Sicher ist der familiäre Hintergrund als auch das System, in dem jemand sozialisiert wird | wurde prägend _ nicht nur für Künstler. Doch darüber hinaus gibt es Melancholie & Weltschmerz als Wesensart eines Menschen, was Folge von vorgenanntem sein aber auch unabhängig davon bestehen kann. Oder auch parallel dazu, was eine der schwierigsten Situation darstellt, in dieser Welt zu ihrem | seinem I C H zu gelangen.
>> Mich haben vor allem Linke vertrieben mit iher elenden Selbstgerechtigkeit.<<
Selbstgerechtigkeit ist nun wahrlich kein alleinstehendes Phänomen der Linken. Gerade die politisch orientierte Mitte als auch der rechte Rand davon praktizieren diese vollkommen bis zur Doppelmoral, deren Verlogenheit bis zum sonstwohin stinkt.

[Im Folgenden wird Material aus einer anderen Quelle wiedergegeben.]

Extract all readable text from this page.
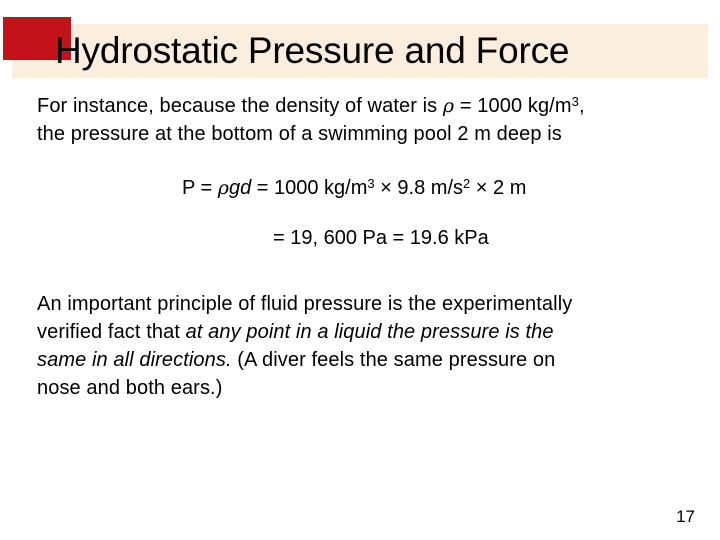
Hydrostatic Pressure and Force
For instance, because the density of water is ρ = 1000 $kg/m^3$,
the pressure at the bottom of a swimming pool 2 m deep is
P = ρgd = 1000 $kg/m^3 \times 9.8$ $m/s^2 \times 2$ m
= 19, 600 Pa = 19.6 kPa
An important principle of fluid pressure is the experimentally
verified fact that at any point in a liquid the pressure is the
same in all directions. (A diver feels the same pressure on
nose and both ears.)
17
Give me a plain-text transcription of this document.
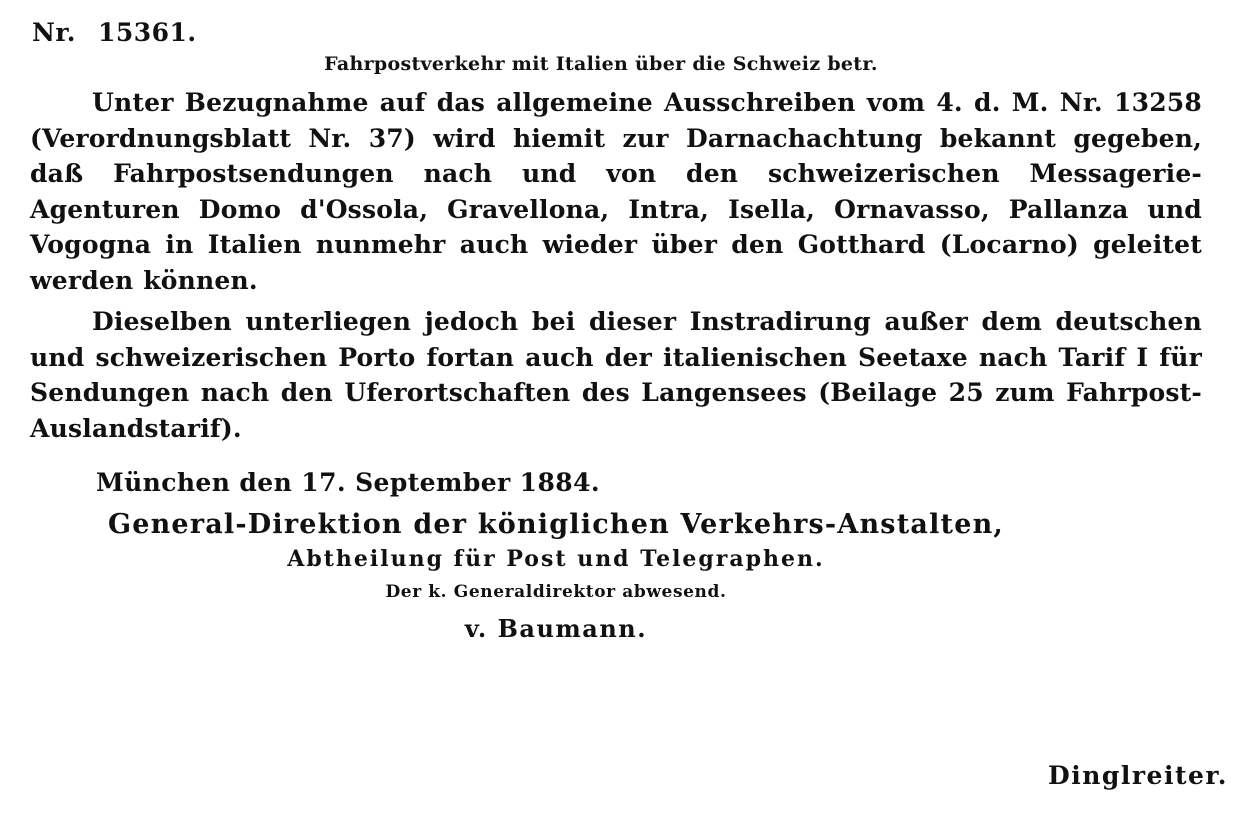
Nr. 15361.
Fahrpostverkehr mit Italien über die Schweiz betr.

Unter Bezugnahme auf das allgemeine Ausschreiben vom 4. d. M. Nr. 13258 (Verordnungsblatt Nr. 37) wird hiemit zur Darnachachtung bekannt gegeben, daß Fahrpostsendungen nach und von den schweizerischen Messagerie-Agenturen Domo d'Ossola, Gravellona, Intra, Isella, Ornavasso, Pallanza und Vogogna in Italien nunmehr auch wieder über den Gotthard (Locarno) geleitet werden können.

Dieselben unterliegen jedoch bei dieser Instradirung außer dem deutschen und schweizerischen Porto fortan auch der italienischen Seetaxe nach Tarif I für Sendungen nach den Uferortschaften des Langensees (Beilage 25 zum Fahrpost-Auslandstarif).

München den 17. September 1884.
General-Direktion der königlichen Verkehrs-Anstalten,
Abtheilung für Post und Telegraphen.
Der k. Generaldirektor abwesend.
v. Baumann.
Dinglreiter.
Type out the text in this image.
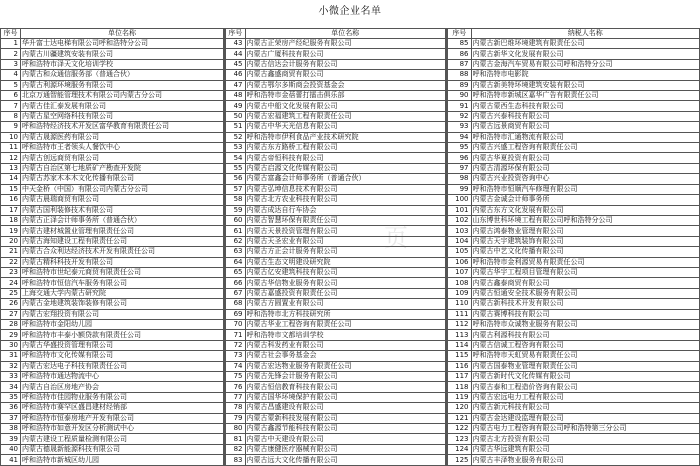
小微企业名单
页
序号	单位名称
1	华升富士达电梯有限公司呼和浩特分公司
2	内蒙古川疆建筑安装有限公司
3	呼和浩特市泽天文化培训学校
4	内蒙古和众通信服务部（普通合伙）
5	内蒙古利源环境服务有限公司
6	北京万通智能管理技术有限公司内蒙古分公司
7	内蒙古佳汇泰发展有限公司
8	内蒙古星空网络科技有限公司
9	呼和浩特经济技术开发区富华教育有限责任公司
10	内蒙古晟源医药有限公司
11	呼和浩特市王者领头人餐饮中心
12	内蒙古创远商贸有限公司
13	内蒙古自治区第七地质矿产勘查开发院
14	内蒙古苏家木本木文化传播有限公司
15	中天金桥（中国）有限公司内蒙古分公司
16	内蒙古晨瑞商贸有限公司
17	内蒙古国利装修技术有限公司
18	内蒙古正泽会计师事务所（普通合伙）
19	内蒙古建材城置业管理有限责任公司
20	内蒙古海知建设工程有限责任公司
21	内蒙古合众利达经济技术开发有限责任公司
22	内蒙古精科科技开发有限公司
23	呼和浩特市世纪泰元商贸有限责任公司
24	呼和浩特市恒信汽车服务有限公司
25	上海交通大学内蒙古研究院
26	内蒙古金地建筑装饰装修有限公司
27	内蒙古宏翔投资有限公司
28	呼和浩特市金阳幼儿园
29	呼和浩特市丰泰小额贷款有限责任公司
30	内蒙古华盛投资管理有限公司
31	呼和浩特市文化传媒有限公司
32	内蒙古宏达电子科技有限责任公司
33	呼和浩特市通达物流中心
34	内蒙古自治区房地产协会
35	呼和浩特市佳园物业服务有限公司
36	呼和浩特市赛罕区盛昌建材经销部
37	呼和浩特市恒泰房地产开发有限公司
38	呼和浩特市如意开发区分析测试中心
39	内蒙古建设工程质量检测有限公司
40	内蒙古德晟新能源科技有限公司
41	呼和浩特市新城区幼儿园
序号	单位名称
43	内蒙古正荣房产经纪服务有限公司
44	内蒙古广厦科技有限公司
45	内蒙古信达会计服务有限公司
46	内蒙古鑫盛商贸有限公司
47	内蒙古鄂尔多斯商会投资基金会
48	呼和浩特市金蓓蕾打擂击俱乐部
49	内蒙古中船文化发展有限公司
50	内蒙古宏福建筑工程有限责任公司
51	内蒙古中华天光信息有限公司
52	呼和浩特市伊利食品产业技术研究院
53	内蒙古东方路桥工程有限公司
54	内蒙古帝恒科技有限公司
55	内蒙古启源文化传媒有限公司
56	内蒙古富鑫会计师事务所（普通合伙）
57	内蒙古弘坤信息技术有限公司
58	内蒙古北方农业科技有限公司
59	内蒙古成达自行车协会
60	内蒙古智慧环保有限责任公司
61	内蒙古天景投资管理有限公司
62	内蒙古天圣宏业有限公司
63	内蒙古方正会计服务有限公司
64	内蒙古生态文明建设研究院
65	内蒙古亿安建筑科技有限公司
66	内蒙古华信物业服务有限公司
67	内蒙古嘉盛投资有限责任公司
68	内蒙古方圆置业有限公司
69	呼和浩特市北方科技研究所
70	内蒙古华业工程咨询有限责任公司
71	呼和浩特市文都培训学校
72	内蒙古科发药业有限公司
73	内蒙古社会事务基金会
74	内蒙古宏达物业服务有限责任公司
75	内蒙古先锋会计服务有限公司
76	内蒙古恒信教育科技有限公司
77	内蒙古国华环境保护有限公司
78	内蒙古昌盛建设有限公司
79	内蒙古蒙新科技发展有限公司
80	内蒙古鑫源节能科技有限公司
81	内蒙古中天建设有限公司
82	内蒙古康健医疗器械有限公司
83	内蒙古远大文化传播有限公司
序号	纳税人名称
85	内蒙古新巴维环境建筑有限责任公司
86	内蒙古新华文化发展有限公司
87	内蒙古金海汽车贸易有限公司呼和浩特分公司
88	呼和浩特市电影院
89	内蒙古新美特环境建筑安装有限公司
90	呼和浩特市新城区嘉华广告有限责任公司
91	内蒙古蒙西生态科技有限公司
92	内蒙古兴泰科技有限公司
93	内蒙古远景商贸有限公司
94	呼和浩特市汇通物流有限公司
95	内蒙古兴盛工程咨询有限责任公司
96	内蒙古华夏投资有限公司
97	内蒙古清源环保有限公司
98	内蒙古兴业投资咨询中心
99	呼和浩特市恒顺汽车修理有限公司
100	内蒙古金诚会计师事务所
101	内蒙古东方文化发展有限公司
102	山东博世科环境工程有限公司呼和浩特分公司
103	内蒙古鸿泰物业管理有限公司
104	内蒙古天宇建筑装饰有限公司
105	内蒙古中艺文化传播有限公司
106	呼和浩特市金利源贸易有限责任公司
107	内蒙古华宇工程项目管理有限公司
108	内蒙古鑫泰商贸有限公司
109	内蒙古恒通安全技术服务有限公司
110	内蒙古新科技术开发有限公司
111	内蒙古赛博科技有限公司
112	呼和浩特市众诚物业服务有限公司
113	内蒙古利源科技有限公司
114	内蒙古信诚工程咨询有限公司
115	呼和浩特市天虹贸易有限责任公司
116	内蒙古国泰物业管理有限责任公司
117	内蒙古新时代文化传媒有限公司
118	内蒙古泰和工程造价咨询有限公司
119	内蒙古宏远电力工程有限公司
120	内蒙古新元科技有限公司
121	内蒙古金达建设监理有限公司
122	内蒙古电力工程咨询有限公司呼和浩特第三分公司
123	内蒙古北方投资有限公司
124	内蒙古华远建筑有限公司
125	内蒙古丰泽物业服务有限公司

Das ist MM nach mindestens so scheußlich wie die verbohrte leninistische & später stalinistische Ideologie, samt aller Duldung wie Verübung von Verbrechen seitens der Überlebenden nach WK I & II, deren Rohheit ggf. auch ein Traumata beinhaltet. Der Unterschied ist freilich, dass heutzutage von ´unserem System´ _ ohne derartige Trauma-Erfahrung _ vorwiegend Verbrechen an Menschen in anderen Ländern ausgeübt werden, die dann kaum Jemand erfährt, geschweige denn urteilt oder richtet.
>> Sie verstehen nix, garnix. <<
It takes 2 2 Tango.
@Peter Nowak & @mymind:
Meine(n) Dank und -Wertschätzung für's Blog und die Kommentare.